Editorial

My friend Will texted the other day offering a drift down the Goulburn, which I had to decline due to non-fishing commitments. Then Peter called, suggesting a spur-of-the-moment visit to a certain mountain stream where he’s been averaging 30 trout on dry flies on hot days – like the one forecast the next day – but again, a crowded calendar meant I couldn’t make it. While I love my life, I started recalling a John Gierach passage; something about the inability to go on impromptu fishing trips not being a definition of success. He was referring with disappointment to a busy and now wealthy friend, so I only satisfied one part of the equation, but it had me thinking.

Then my Mum’s operation went way better than expected, a client cancelled a guided day, I was more or less up to date with FlyStream, and my boys had two whole days without soccer training. Suddenly, a midweek window opened. I phoned JD that night (he is much better at impromptu trips than me) and headed up Eildon-way the next morning. I didn’t have a plan, other than simply wanting to fish a stream or two.

On the water less than a day after having the thought.

I enjoyed a modest head start on the Rubicon before JD met up with me mid-afternoon. It was bright and breezy; maybe cooler than ideal for hopper activity, but perfect for a long walk on the river with no time constraints. If the trout weren’t exactly fired up, they were at least active enough for plenty of chances. JD’s home-tied foam hopper was clearly the fly of choice, despite my giving the normally reliable yellow Stimulator and Royal Wulff a decent go. Even if the trout weren’t seeing a lot of hoppers that day, they’d evidently seen enough all month to know what one looked like.

JD’s hopper was the winning fly.

There were a number of moments that stick in my mind from those several hours on the Rubi. One was a willow grubber, who’s erratic rises in a shadowy backwater had me peering for five minutes before I finally glimpsed its dark form. I executed the perfect cast, only to have a wind gust at the last instant blow the fly a foot behind the oblivious trout. I never did find it again. Then there was the good brown that rolled on JD’s hopper near the top of a narrow run. He hooked it briefly – the fish of the day – but for no good reason it came off. Cursing, he half-heartedly threw the hopper even further up the same run… and a trout at least as big smashed it, before it too was gone.

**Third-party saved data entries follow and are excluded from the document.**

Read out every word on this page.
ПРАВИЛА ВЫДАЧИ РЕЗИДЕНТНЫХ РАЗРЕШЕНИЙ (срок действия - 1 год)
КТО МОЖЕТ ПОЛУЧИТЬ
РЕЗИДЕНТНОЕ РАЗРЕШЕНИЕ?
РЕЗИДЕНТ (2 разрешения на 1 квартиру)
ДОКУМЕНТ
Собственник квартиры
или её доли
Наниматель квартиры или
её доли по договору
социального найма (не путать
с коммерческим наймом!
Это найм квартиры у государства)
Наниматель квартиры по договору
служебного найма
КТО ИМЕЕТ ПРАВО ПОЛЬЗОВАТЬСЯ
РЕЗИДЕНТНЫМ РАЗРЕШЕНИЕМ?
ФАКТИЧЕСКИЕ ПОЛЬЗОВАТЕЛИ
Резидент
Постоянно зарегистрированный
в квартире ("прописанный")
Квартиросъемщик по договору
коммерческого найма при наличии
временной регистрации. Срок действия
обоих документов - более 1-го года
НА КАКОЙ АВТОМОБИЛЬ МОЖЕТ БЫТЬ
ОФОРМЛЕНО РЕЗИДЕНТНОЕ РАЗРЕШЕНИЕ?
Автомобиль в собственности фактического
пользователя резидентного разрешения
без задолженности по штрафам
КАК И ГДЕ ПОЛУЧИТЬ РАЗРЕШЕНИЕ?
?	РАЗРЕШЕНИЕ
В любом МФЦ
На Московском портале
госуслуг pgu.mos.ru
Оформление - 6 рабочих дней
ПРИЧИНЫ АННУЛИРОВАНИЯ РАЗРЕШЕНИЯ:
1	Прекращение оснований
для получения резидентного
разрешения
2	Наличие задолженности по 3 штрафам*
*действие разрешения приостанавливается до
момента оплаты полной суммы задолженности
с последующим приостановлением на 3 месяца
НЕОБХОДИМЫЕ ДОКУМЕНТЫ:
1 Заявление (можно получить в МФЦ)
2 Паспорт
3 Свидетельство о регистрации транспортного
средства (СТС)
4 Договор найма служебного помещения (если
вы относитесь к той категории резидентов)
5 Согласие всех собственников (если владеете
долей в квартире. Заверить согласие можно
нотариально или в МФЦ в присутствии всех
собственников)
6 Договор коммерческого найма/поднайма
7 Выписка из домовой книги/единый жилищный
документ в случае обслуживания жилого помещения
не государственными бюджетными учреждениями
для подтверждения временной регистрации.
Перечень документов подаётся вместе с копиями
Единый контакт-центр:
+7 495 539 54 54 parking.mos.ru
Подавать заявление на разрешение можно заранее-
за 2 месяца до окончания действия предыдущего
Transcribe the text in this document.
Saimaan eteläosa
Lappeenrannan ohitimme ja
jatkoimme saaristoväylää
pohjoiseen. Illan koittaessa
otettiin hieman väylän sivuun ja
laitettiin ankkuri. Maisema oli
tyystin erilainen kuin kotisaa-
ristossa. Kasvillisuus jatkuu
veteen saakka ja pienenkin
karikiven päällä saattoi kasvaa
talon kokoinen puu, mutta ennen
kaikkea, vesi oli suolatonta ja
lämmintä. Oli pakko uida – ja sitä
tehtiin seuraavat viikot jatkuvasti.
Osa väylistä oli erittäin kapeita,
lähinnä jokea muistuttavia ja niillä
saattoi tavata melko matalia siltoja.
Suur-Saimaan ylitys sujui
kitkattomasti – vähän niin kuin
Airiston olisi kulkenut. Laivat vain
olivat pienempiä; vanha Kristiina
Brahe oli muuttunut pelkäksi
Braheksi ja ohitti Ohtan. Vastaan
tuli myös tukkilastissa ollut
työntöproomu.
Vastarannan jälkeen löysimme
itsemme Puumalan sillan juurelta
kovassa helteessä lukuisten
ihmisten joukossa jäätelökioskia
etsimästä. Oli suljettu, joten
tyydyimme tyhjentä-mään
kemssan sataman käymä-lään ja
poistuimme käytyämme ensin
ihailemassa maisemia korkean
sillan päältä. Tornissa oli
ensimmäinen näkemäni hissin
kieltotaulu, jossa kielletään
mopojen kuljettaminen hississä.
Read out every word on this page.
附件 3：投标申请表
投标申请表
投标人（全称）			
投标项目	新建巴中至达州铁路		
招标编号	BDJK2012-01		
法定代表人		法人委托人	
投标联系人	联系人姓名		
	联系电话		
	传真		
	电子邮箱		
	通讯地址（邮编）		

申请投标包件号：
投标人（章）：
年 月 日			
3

The afternoon produced a steady supply of hits… and misses.

By way of clumsy consolation, I reminded JD of the best trout I’ve ever hooked on the Rubicon a little over 12 months earlier, which simply came off even though I appeared to do everything right. Isn’t it funny how fish lost often stay in the memory long after most successes are forgotten?

And there were successes of course, many of which are already blurring into a happy fastwater sequence of dry flies vanishing in soft swirls, vigorous slashes, or being pulled under as a trout ate the nymph. Speaking of which, my most rewarding fish came not on the dry, but a small dark nymph beneath. Recently, JD wrote a nice piece on the Goulburn seasons, and in the same vein, I suggested to my companion that late February on the rivers be called ‘the season of sticks and bark’. With the trees shedding both after a hot summer, and weeks without flushing freshes, the accumulated subsurface debris soon tests the will of any nymph fisher. Yet I decided midway through our session to give the nymph a good go, convinced that even with the hopper’s relative success, many fish were still ignoring it.

The piece of bark which turned into a fish. No wonder I look pleased!

So I was fishing diligently up a shallow glide, getting increasingly annoyed every time a dry fly dip turned out to be a piece of bark or a stick, when one piece of ‘bark’ suddenly burst into life and became my best trout of the day. Over the next hour or so, a few more fish fell to the nymph, most coming from a similarly uncertain lift after the dry fly indicator slowly sunk as if the trailing fly was merely snagged.

Steak or stay? The sort of dilemma I like to have.

Eventually we got to a point where a decision had to be made about whether to make a long walk back to the car in the dark, or to cook a steak on the barbie in daylight. While the evening rise would probably have justified the former, we’d caught a lot of trout on a delightful afternoon, and under the circumstances, an impromptu decision to finish a little early seemed entirely appropriate.